Ему не терпелось поделиться радостью с Ростиславом.
К нему тут же вернулись ощущения. Во-первых, было такое чувство, что от него смердит. Когда он последний раз мылся или хотя бы менял носки?.. Он не помнил.
На полпути к Славкиной палате Северус обратил внимание, что на него смотрят… как-то странно. Он списал это на «ароматы», исходящие от него. «Теперь, когда Юля пришла в себя, надо бы привести себя в порядок. Ей будет неприятно видеть меня неопрятным». Насколько неприятно было видеть его таким всем прочим в течение прошедшего месяца, его мало волновало.
— Слав! — окликнул приятеля Северус, войдя в палату. — Ты где?
— Ба! — раздался голос Будогорского из туалета (оттуда явно несло табачным дымком). — Кто это к нам пришёл?! Севка! Никак ты вышел из комы?
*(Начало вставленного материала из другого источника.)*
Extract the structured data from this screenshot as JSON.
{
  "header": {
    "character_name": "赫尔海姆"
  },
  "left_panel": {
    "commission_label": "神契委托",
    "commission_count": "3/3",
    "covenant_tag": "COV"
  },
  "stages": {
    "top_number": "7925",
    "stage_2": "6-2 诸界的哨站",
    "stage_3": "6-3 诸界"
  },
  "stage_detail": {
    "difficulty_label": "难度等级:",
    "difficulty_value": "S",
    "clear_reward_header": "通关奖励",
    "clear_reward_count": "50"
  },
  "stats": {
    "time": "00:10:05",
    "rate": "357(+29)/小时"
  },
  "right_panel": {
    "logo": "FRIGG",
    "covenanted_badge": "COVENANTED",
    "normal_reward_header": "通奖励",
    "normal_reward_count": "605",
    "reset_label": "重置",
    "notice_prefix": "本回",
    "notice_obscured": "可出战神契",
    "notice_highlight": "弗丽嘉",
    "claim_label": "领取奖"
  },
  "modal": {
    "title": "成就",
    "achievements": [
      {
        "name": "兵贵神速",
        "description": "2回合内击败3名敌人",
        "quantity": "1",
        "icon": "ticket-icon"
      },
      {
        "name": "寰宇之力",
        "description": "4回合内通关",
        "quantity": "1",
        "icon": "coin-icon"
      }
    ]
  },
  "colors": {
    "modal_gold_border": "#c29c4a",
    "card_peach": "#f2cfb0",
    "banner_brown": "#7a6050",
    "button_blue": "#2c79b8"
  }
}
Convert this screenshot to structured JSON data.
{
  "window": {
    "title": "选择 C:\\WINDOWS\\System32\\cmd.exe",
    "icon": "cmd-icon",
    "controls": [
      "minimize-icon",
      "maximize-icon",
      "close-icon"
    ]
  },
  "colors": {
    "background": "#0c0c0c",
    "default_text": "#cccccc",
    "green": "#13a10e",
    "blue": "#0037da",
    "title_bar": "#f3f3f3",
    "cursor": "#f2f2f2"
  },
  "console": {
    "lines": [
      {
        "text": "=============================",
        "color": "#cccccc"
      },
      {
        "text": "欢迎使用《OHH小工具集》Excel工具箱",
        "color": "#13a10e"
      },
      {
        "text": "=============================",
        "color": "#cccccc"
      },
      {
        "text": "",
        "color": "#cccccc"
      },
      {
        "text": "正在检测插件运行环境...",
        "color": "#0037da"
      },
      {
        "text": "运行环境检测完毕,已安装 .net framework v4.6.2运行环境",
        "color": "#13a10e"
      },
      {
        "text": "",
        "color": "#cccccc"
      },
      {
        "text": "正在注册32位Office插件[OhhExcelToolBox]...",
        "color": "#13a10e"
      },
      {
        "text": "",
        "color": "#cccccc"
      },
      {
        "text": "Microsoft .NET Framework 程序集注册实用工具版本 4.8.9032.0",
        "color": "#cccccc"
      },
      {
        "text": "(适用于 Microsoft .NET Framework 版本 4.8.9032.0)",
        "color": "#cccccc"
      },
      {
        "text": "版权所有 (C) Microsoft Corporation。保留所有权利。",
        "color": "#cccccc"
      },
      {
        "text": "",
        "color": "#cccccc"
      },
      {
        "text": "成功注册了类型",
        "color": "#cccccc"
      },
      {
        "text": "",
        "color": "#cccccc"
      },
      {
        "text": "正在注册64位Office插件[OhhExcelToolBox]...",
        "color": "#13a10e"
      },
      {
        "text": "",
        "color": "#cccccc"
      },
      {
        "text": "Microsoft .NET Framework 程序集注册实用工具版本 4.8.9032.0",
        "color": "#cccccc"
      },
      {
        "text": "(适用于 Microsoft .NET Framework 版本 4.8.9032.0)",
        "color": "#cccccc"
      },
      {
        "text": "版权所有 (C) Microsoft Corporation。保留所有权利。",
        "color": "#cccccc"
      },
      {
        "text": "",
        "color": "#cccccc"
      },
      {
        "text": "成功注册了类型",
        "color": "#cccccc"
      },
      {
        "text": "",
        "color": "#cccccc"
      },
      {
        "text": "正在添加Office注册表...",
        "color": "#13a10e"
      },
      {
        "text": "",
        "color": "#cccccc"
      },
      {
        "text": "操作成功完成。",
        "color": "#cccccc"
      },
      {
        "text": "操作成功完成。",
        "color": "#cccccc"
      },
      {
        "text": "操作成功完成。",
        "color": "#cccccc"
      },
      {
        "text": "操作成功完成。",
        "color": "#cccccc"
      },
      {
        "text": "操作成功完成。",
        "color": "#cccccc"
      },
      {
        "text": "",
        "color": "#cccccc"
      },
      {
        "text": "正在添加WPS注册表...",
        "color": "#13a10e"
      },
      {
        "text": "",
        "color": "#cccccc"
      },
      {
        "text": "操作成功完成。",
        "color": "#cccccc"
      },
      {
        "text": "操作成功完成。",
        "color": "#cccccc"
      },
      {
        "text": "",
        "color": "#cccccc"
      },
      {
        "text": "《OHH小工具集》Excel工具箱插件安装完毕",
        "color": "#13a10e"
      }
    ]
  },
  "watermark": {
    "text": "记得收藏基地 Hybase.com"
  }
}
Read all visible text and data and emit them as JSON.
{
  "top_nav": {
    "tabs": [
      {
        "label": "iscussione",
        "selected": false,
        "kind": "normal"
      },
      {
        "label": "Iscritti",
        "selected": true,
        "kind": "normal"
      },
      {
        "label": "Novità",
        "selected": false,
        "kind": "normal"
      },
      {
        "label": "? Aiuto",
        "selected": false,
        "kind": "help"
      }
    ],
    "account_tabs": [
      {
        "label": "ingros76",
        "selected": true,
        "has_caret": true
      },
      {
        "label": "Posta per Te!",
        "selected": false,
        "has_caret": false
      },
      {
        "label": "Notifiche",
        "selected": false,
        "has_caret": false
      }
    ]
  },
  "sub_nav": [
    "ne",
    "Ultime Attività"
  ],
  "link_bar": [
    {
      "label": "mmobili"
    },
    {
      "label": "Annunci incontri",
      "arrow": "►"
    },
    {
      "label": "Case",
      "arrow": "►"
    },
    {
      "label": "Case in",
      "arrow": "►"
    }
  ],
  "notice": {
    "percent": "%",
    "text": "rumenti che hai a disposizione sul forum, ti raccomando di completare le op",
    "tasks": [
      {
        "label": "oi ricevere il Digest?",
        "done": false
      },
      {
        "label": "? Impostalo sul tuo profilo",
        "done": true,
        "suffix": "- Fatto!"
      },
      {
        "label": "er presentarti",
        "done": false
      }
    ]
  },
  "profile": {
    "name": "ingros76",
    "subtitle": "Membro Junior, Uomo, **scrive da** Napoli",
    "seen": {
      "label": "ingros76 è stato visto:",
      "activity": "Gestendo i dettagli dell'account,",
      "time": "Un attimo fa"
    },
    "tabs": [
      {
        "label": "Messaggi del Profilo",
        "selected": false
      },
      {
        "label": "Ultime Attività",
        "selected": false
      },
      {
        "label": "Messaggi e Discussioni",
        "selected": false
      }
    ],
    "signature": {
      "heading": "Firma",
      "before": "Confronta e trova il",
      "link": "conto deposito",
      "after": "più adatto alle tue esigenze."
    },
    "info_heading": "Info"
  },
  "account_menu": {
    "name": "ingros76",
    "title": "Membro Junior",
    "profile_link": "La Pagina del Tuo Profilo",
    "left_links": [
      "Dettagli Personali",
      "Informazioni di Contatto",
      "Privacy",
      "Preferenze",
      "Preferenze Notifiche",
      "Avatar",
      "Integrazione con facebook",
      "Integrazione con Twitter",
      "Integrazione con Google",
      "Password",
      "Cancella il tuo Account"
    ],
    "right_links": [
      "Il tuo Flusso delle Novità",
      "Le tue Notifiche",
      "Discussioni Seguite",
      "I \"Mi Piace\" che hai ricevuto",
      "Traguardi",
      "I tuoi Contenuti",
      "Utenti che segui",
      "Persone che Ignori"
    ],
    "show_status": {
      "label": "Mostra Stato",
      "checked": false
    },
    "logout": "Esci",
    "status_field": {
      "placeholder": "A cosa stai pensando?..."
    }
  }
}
Барин наполовину высунулся из туалета.
— Из комы вышла Юлия!
Дверь с грохотом распахнулась на все сто. На лице Будогорского отразилась целая гамма чувств: недоверие, изумление, оторопь, волнение и радость.
— Слава Богу! — на ходу застёгивая брюки, Ростислав прыгал на одной ноге в поисках костылей.
Северус не стал дожидаться, пока тот отыщет свою опору, взвалил его к себе на плечи и поволок по коридору.
— Фу! — Будогорский театрально обмахнулся ладошкой. — Не хочу сказать ничего дурного, но запашок от тебя, мой друг, как от козла — не побоюсь этого слова. Не потому ли Юля так долго не могла прийти в себя?
— Заткнись, — беззлобно цыкнул на него Снегг.
Когда он дотащил Будогорского до палаты жены, у постели Юлии, пользуясь его отсутствием собрался целый консилиум. Завидев Северуса, многие тут же испарились. Сбросив своего товарища как куль с мукой на соседнюю пустующую койку, Снегг враждебно уставился в лица целителей. Казалось, на них он наложил заклятие оцепенения.
— Да, приятель, нагнал ты на них страха! — хмыкнул Будогорский.
В этот момент подошёл Гарри. Он стал невольным свидетелем этой немой сцены и последовавшими за ней событиями.